The ongoing negotiations on the Comprehensive Economic and Trade Agreement (CETA) between Canada and the European Union have received renewed attention after President Obama’s most recent State of the Union address. Mr. Obama affirmed the United States’ interest in establishing a Trans-Atlantic Trade and Investment Partnership and since his statement the spotlight has turned, even more brightly, to CETA as a precursor.
Since negotiations started in 2009, there has been “considerable progress” according to Prime Minister Harper and French Prime Minister Jean-Marc Ayrault during the latter’s visit to Ottawa last March. The agreement encompasses a multitude of sectors from trade of goods and services, tariffs and mobility, to customs procedures.
The scope of the partnership has, inevitably, led to some frictions. The main points of contention are currently the opening up of European agricultural markets and Canadian regulations on intellectual property, particularly in pharmaceuticals. On these issues, Mr. Harper maintains that his government will only sign an agreement when convinced that the deal “is comprehensive and in the best interests of the Canadian economy” while the European Union’s Trade Commissioner Karel de Gucht remarks that Canada has to change its positions for a deal to be struck.
Furthermore, the matter of opening government procurement to the European market has met with internal resistance, mostly from unions and municipalities, which have asked to be exempt from CETA, including the City of Toronto.
Despite the disagreements on these issues, there are substantial national advantages to settling CETA, and in doing so promptly:
- CETA will allow various Canadian economic sectors to substantially expand their consumer base by granting easy access to one of the world’s largest markets. It will also cause smaller exporters to cut transaction and transportation costs, which will mean higher efficiency and will trigger growth.
- Closing the deal before the United States embarks on a similar partnership offers Canadian industries a foothold in the European market; an opportunity to establish its exports and trade relations before it has to compete with the bigger American economy.
- Access and influence in the European markets will give the Canadian economy more weight and strength when establishing and developing relations with emerging markets.
- The Canadian economy has an increasing need for continued diversification. In 2012, sales to the United States accounted for 72.3% of Canadian exports of goods and a marginally lower 69.5% of total exports of goods and services. The United States is a valuable neighbour and trading partner, and the relationship should continue to strengthen, but less dependence is advisable if not necessary for Canadian economic stability.
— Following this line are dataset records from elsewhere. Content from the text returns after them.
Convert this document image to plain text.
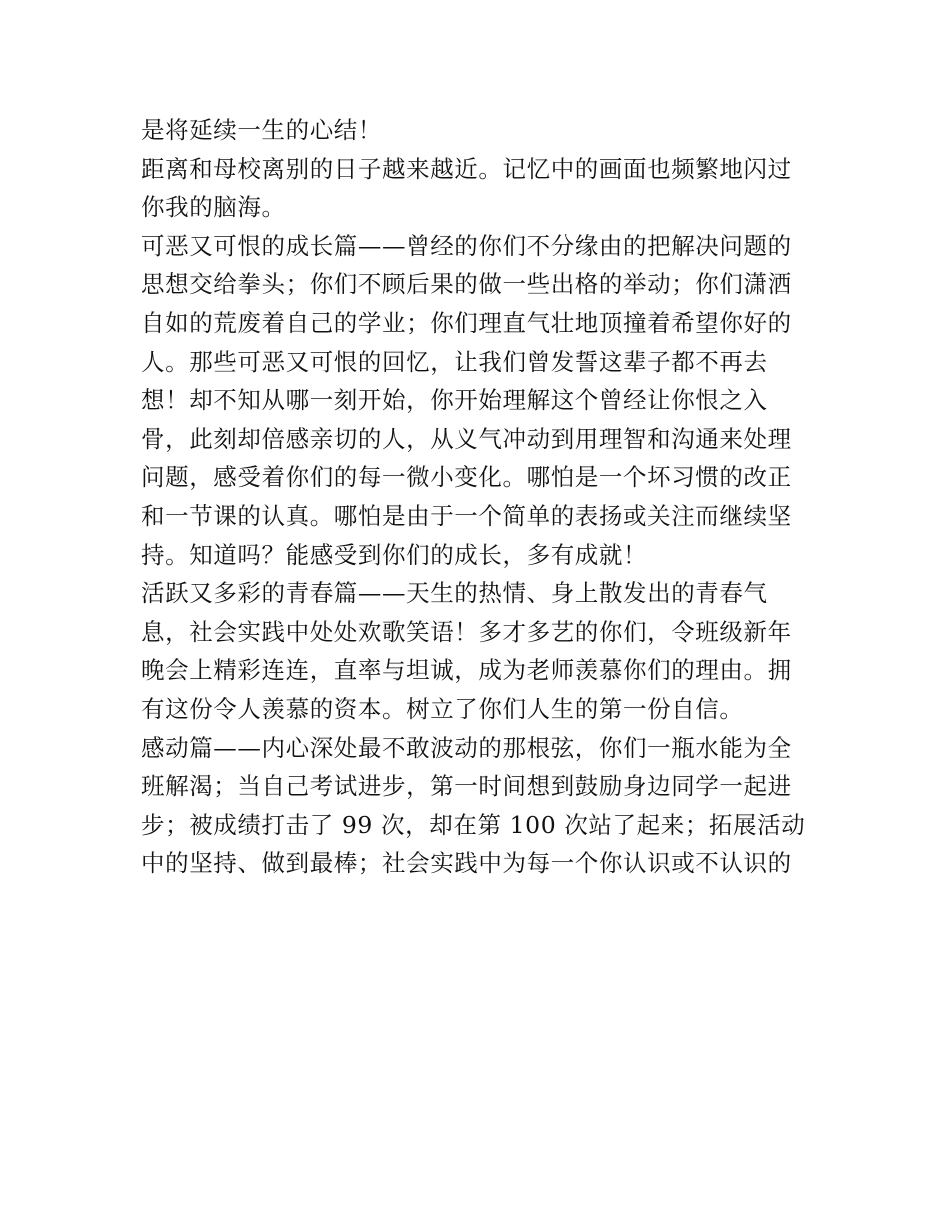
是将延续一生的心结！
距离和母校离别的日子越来越近。记忆中的画面也频繁地闪过
你我的脑海。
可恶又可恨的成长篇——曾经的你们不分缘由的把解决问题的
思想交给拳头；你们不顾后果的做一些出格的举动；你们潇洒
自如的荒废着自己的学业；你们理直气壮地顶撞着希望你好的
人。那些可恶又可恨的回忆，让我们曾发誓这辈子都不再去
想！却不知从哪一刻开始，你开始理解这个曾经让你恨之入
骨，此刻却倍感亲切的人，从义气冲动到用理智和沟通来处理
问题，感受着你们的每一微小变化。哪怕是一个坏习惯的改正
和一节课的认真。哪怕是由于一个简单的表扬或关注而继续坚
持。知道吗？能感受到你们的成长，多有成就！
活跃又多彩的青春篇——天生的热情、身上散发出的青春气
息，社会实践中处处欢歌笑语！多才多艺的你们，令班级新年
晚会上精彩连连，直率与坦诚，成为老师羡慕你们的理由。拥
有这份令人羡慕的资本。树立了你们人生的第一份自信。
感动篇——内心深处最不敢波动的那根弦，你们一瓶水能为全
班解渴；当自己考试进步，第一时间想到鼓励身边同学一起进
步；被成绩打击了 99 次，却在第 100 次站了起来；拓展活动
中的坚持、做到最棒；社会实践中为每一个你认识或不认识的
Finally, CETA makes sense given Canada’s affiliations on the world stage:
- As a member of NATO, and according to Article 2 of the North Atlantic Treaty, it is committed to “encourage economic collaboration between any or all of them [The parties of the treaty]”. Given that 21 out of the 27 EU countries are also NATO members, Article 2 becomes highly relevant. In addition, NATO Secretary General Anders Fogh Rasmussen has publicly endorsed a Trans-Atlantic deal and, in his latest press conference, stressed the need for deeper NATO-EU political and economic cooperation.
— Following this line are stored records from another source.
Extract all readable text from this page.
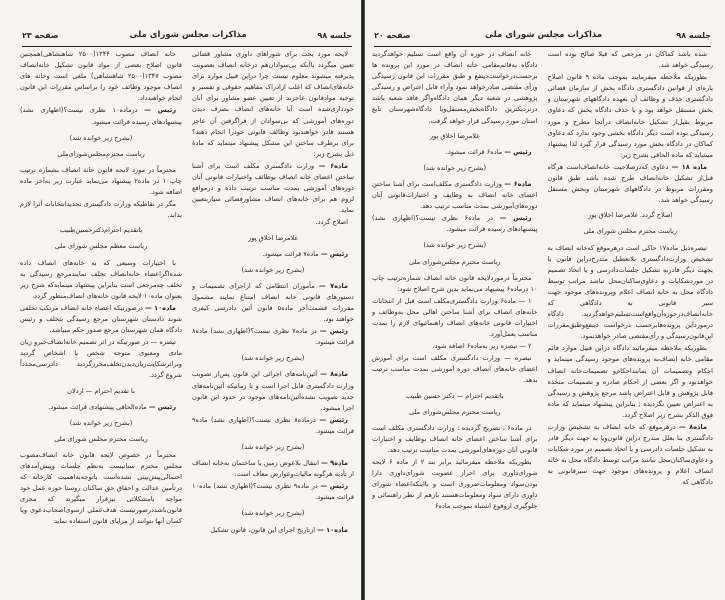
جلسه ۹۸
مذاکرات مجلس شورای ملی
صفحه ۲۳
لایحه مورد بحث برای شوراهای داوری مشاور قضائی تعیین میگردد باآنکه بی‌سوادان‌هم درخانه انصاف بعضویت پذیرفته میشوند معلوم نیست چرا دراین قبیل موارد برای خانه‌های‌انصاف که اغلب ازادراک مفاهیم حقوقی و تفسیر و توجیه موادقانون عاجزند از تعیین عضو مشاور برای آنان خودداری‌شده است آیا خانه‌های انصاف بصرف دیدن دوره‌های آموزشی که بی‌سوادان از فراگرفتن آن عاجز هستند قادر خواهندبود وظائف قانونی خودرا انجام دهند؟ برای برطرف ساختن این مشکل پیشنهاد مینماید که مادهٔ ذیل بشرح زیر:
ماده۶ — وزارت دادگستری مکلف است برای آشنا ساختن اعضای خانه انصاف بوظائف واختیارات قانونی آنان دوره‌های آموزشی بمدت مناسب ترتیب داده و درمواقع لزوم هم برای خانه‌های انصاف مشاورقضائی سیاربتعیین نماید.
اصلاح گردد.
غلامرضا اخلاق پور
رئیس — ماده۷ قرائت میشود.
(بشرح زیر خوانده شد)
ماده۷ — مأموران انتظامی که ازاجرای تصمیمات و دستورهای قانونی خانه انصاف امتناع نمایند مشمول مقررات قسمت‌آخر ماده۵ قانون آئین دادرسی کیفری خواهند بود.
رئیس — در ماده۷ نظری نیست؟(اظهاری نشد) ماده۸ قرائت میشود.
(بشرح زیر خوانده شد)
ماده۸ — آئین‌نامه‌های اجرائی این قانون پس‌از تصویب وزارت دادگستری قابل اجرا است و تا زمانیکه آئین‌نامه‌های جدید تصویب نشده‌آئین‌نامه‌های موجود در حدود این قانون اجرا میشود.
رئیس — درماده۸ نظری نیست؟(اظهاری نشد) ماده۹ قرائت میشود.
(بشرح زیر خوانده شد)
ماده۹ — انتقال بلاعوض زمین یا ساختمان به‌خانه انصاف از تأدیه هرگونه مالیات‌وعوارض معاف است.
رئیس — در ماده۹ نظری نیست؟(اظهاری نشد) ماده۱۰ قرائت میشود.
(بشرح زیر خوانده شد)
ماده۱۰ — ازتاریخ اجرای این قانون، قانون تشکیل
خانه انصاف مصوب ۱۳۴۴(۲۵۰۰ شاهنشاهی)همچنین قانون اصلاح بعضی از مواد قانون تشکیل خانه‌انصاف مصوب ۱۳۴۷(۲۵۰۰ شاهنشاهی) ملغی است وخانه های انصاف موجود وظائف خود را براساس مقررات این قانون انجام خواهندداد.
رئیس — درماده۱۰ نظری نیست؟(اظهاری نشد) پیشنهادهای رسیده قرائت میشود.
(بشرح زیر خوانده شد)
ریاست محترم‌مجلس‌شورای‌ملی
محترماً در مورد لایحه قانون خانه انصاف بشماره ترتیب چاپ۱۰ در ماده۲ پیشنهاد می‌نماید عبارت زیر به‌آخر ماده اضافه شود.
مگر در نقاطیکه وزارت دادگستری تجدیدانتخابات آنرا لازم بداند.
باتقدیم احترام‌دکترحسین‌طبیب
ریاست معظم مجلس شورای ملی
با اختیارات وسیعی که به خانه‌های انصاف داده شده‌اگراعضاء خانه‌انصاف تخلف نمایندمرجع رسیدگی به تخلف چه‌مرجعی است بنابراین پیشنهاد مینمایدکه شرح زیر بعنوان ماده۱۰ لایحه قانون خانه‌های انصاف‌منظور گردد.
ماده۱۰ — درصورتیکه اعضاء خانه انصاف مرتکب تخلفی شوند دادستان شهرستان مرجع رسیدگی بتخلف و رئیس دادگاه همان شهرستان مرجع صدور حکم میباشد.
تبصره — در صورتیکه در اثر تصمیم خانه‌انصاف‌خبرو زیان مادی ومعنوی متوجه شخص یا اشخاص گردید وبراثرشکایت‌زیان‌دیدن‌تخلف‌محرزگردید دادرسی‌مجدداً شروع گردد.
با تقدیم احترام — اردلان
رئیس — ماده‌الحاقی پیشنهادی قرائت میشود.
(بشرح زیر خوانده شد)
ریاست محترم مجلس شورای ملی
محترماً در خصوص لایحه قانون خانه انصاف‌مصوب مجلس محترم سنا‌نیست به‌نظم جلسات وپیش‌آمدهای احتمالی‌پیش‌بینی نشده‌است باتوجه‌به‌اهمیت کارخانه که درتأمین عدالت و احقاق حق ساکنان روستا حوزه عمل خود مواجه بامشکلاتی نیزقرار میگیرند که مجری قانون‌باشد‌درصورتیست‌ هدف‌عملی ازسوی‌اصحاب‌دعوی ویا کسان آنها بتوانند از مزایای قانون استفاده نماید
جلسه ۹۸
مذاکرات مجلس شورای ملی
صفحه ۲۰
شده باشد کماکان در مرجعی که قبلا صالح بوده است رسیدگی خواهد شد.
بطوریکه ملاحظه میفرمایند بموجب ماده ۹ قانون اصلاح پاره‌ای از قوانین دادگستری دادگاه بخش از سازمان قضائی دادگستری حذف و وظائف آن بعهده دادگاههای شهرستان و بخش مستقل خواهد بود و با حذف دادگاه بخش که دعاوی مربوط بقبل‌از تشکیل خانه‌انصاف درآنجا مطرح و مورد رسیدگی بوده است دیگر دادگاه بخشی وجود ندارد که دعاوی کماکان در دادگاه بخش مورد رسیدگی قرار گیرد لذا پیشنهاد میشاید که ماده الحاقی بشرح زیر:
ماده ۱۸ — دعاوی که‌درصلاحیت خانه‌انصاف‌است هرگاه قبل‌از تشکیل خانه‌انصاف طرح شده باشد طبق قانون ومقررات مربوط در دادگاههای شهرستان وبخش مستقل رسیدگی خواهد شد.
اصلاح گردد. غلامرضا اخلاق پور
ریاست محترم مجلس شورای ملی
نیصره‌ذیل ماده۱۷ حاکی است درهرموقع که‌خانه انصاف به تشخیص وزارت‌دادگستری بلاتعطیل متدرج‌دراین قانون یا بجهت دیگر قادربه تشکیل جلسات‌دادرسی و یا اتخاذ تصمیم در موردشکایات و دعاوی‌ساکنان‌محل نباشد مراتب توسط دادگاه محل به خانه انصاف اعلام وپرونده‌های موجود جهت سیر قانونی به دادگاهی که خانه‌انصاف‌درحوزه‌آن‌واقع‌است‌تسلیم‌خواهدگردید. دادگاه درموردآین پرونده‌هابرحسب درخواست ذینفع‌وطبق‌مقررات این‌قانون‌رسیدگی و رأی‌مقتضی صادر خواهدنمود.
بطوریکه ملاحظه میفرمائید دادگاه دراین قبیل موارد قائم مقامی خانه انصاف‌به پرونده‌های موجود رسیدگی مینماید و احکام وتصمیمات آن بمانند‌احکام‌و تصمیمات‌خانه انصاف خواهدبود و اگر بعضی از احکام صادره و تصمیمات متخذه قابل پژوهش و قابل اعتراض باشد مرجع پژوهش و رسیدگی به اعتراض تعیین نگردیده ; بنابراین پیشنهاد مینماید که ماده فوق الذکر بشرح زیر اصلاح گردد.
ماده۸ — درهرموقع که خانه انصاف به تشخیص وزارت دادگستری بنا بعلل مندرج دراین قانون‌ویا به جهت دیگر قادر به تشکیل جلسات دادرسی و یا اتخاذ تصمیم در مورد شکایات و دعاوی‌ساکنان‌محل نباشد مراتب توسط دادگاه محل به خانه انصاف اعلام و پرونده‌های موجود جهت سیرقانونی به دادگاهی که
خانه انصاف در حوزه آن واقع است تسلیم خواهدگردید دادگاه به‌قائم‌مقامی خانه انصاف در مورد این پرونده ها برحسب‌درخواست‌ذینفع و طبق مقررات این قانون رسیدگی ورأی مقتضی صادرخواهد نمود وآراء قابل اعتراض و رسیدگی پژوهشی در شعبه دیگر همان دادگاه‌واگر فاقد شعبه باشد درنزدیکترین دادگاه‌بخش‌مستقل‌ویا دادگاه‌شهرستان تابع استان مورد رسیدگی قرار خواهد گرفت.
غلامرضا اخلاق پور
رئیس — ماده۶ قرائت میشود.
(بشرح زیر خوانده شد)
ماده۶ — وزارت دادگستری مکلف‌است برای آشنا ساختن اعضای خانه انصاف به وظایف و اختیارات‌قانونی آنان دوره‌های‌آموزشی بمدت مناسب ترتیب دهد.
رئیس — در ماده۶ نظری نیست؟(اظهاری نشد) پیشنهادهای رسیده قرائت میشود.
(بشرح زیر خوانده شد)
ریاست محترم مجلس‌شورای ملی
محترماً درموردلایحه قانون خانه انصاف شماره‌ترتیب چاپ ۱۰ درماده۶ پیشنهاد می‌نماید بدین شرح اصلاح شود:
۱ — ماده۶ وزارت دادگستری‌مکلف است قبل از انتخابات خانه‌های انصاف برای آشنا ساختن اهالی محل به‌وظائف و اختیارات قانونی خانه‌های انصاف راهنمائیهای لازم را بمدت مناسب بعمل‌آورد.
۲ — تبصره زیر به‌ماده۶ اضافه شود.
تبصره — وزارت دادگستری مکلف است برای آموزش اعضای خانه‌های انصاف دوره آموزشی بمدت مناسب ترتیب بدهد.
باتقدیم احترام — دکتر حسین طبیب
ریاست محترم مجلس‌شورای ملی
در ماده۶ ، تصریح گردیده : وزارت دادگستری مکلف است برای آشنا ساختن اعضای خانه انصاف بوظایف و اختیارات قانونی آنان دوره‌های‌آموزشی بمدت مناسب ترتیب دهد.
بطوریکه ملاحظه میفرمائید برابر بند ۲ از ماده ۶ لایحه شورای‌داوری برای احراز عضویت شورای‌داوری دارا بودن‌سواد ومعلومات‌ضروری است و بااینکه‌اعضاء شورای داوری دارای سواد ومعلومات‌هستند بازهم از نظر راهنمائی و جلوگیری ازوقوع اشتباه بموجب ماده۶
- Canada cannot ignore its membership in the World Trade Organization, whose primary purpose is, as noted on their website, to “open trade for the benefit of all.”
Overall, CETA will open the doors to economic growth with minimal fiscal spending, and will establish Canada as a more desirable and stable market. Moreover, reaching an agreement will demonstrate Canada’s continued commitment to NATO and WTO values, both of which stress the importance of forging closer trade relations between their respective member states.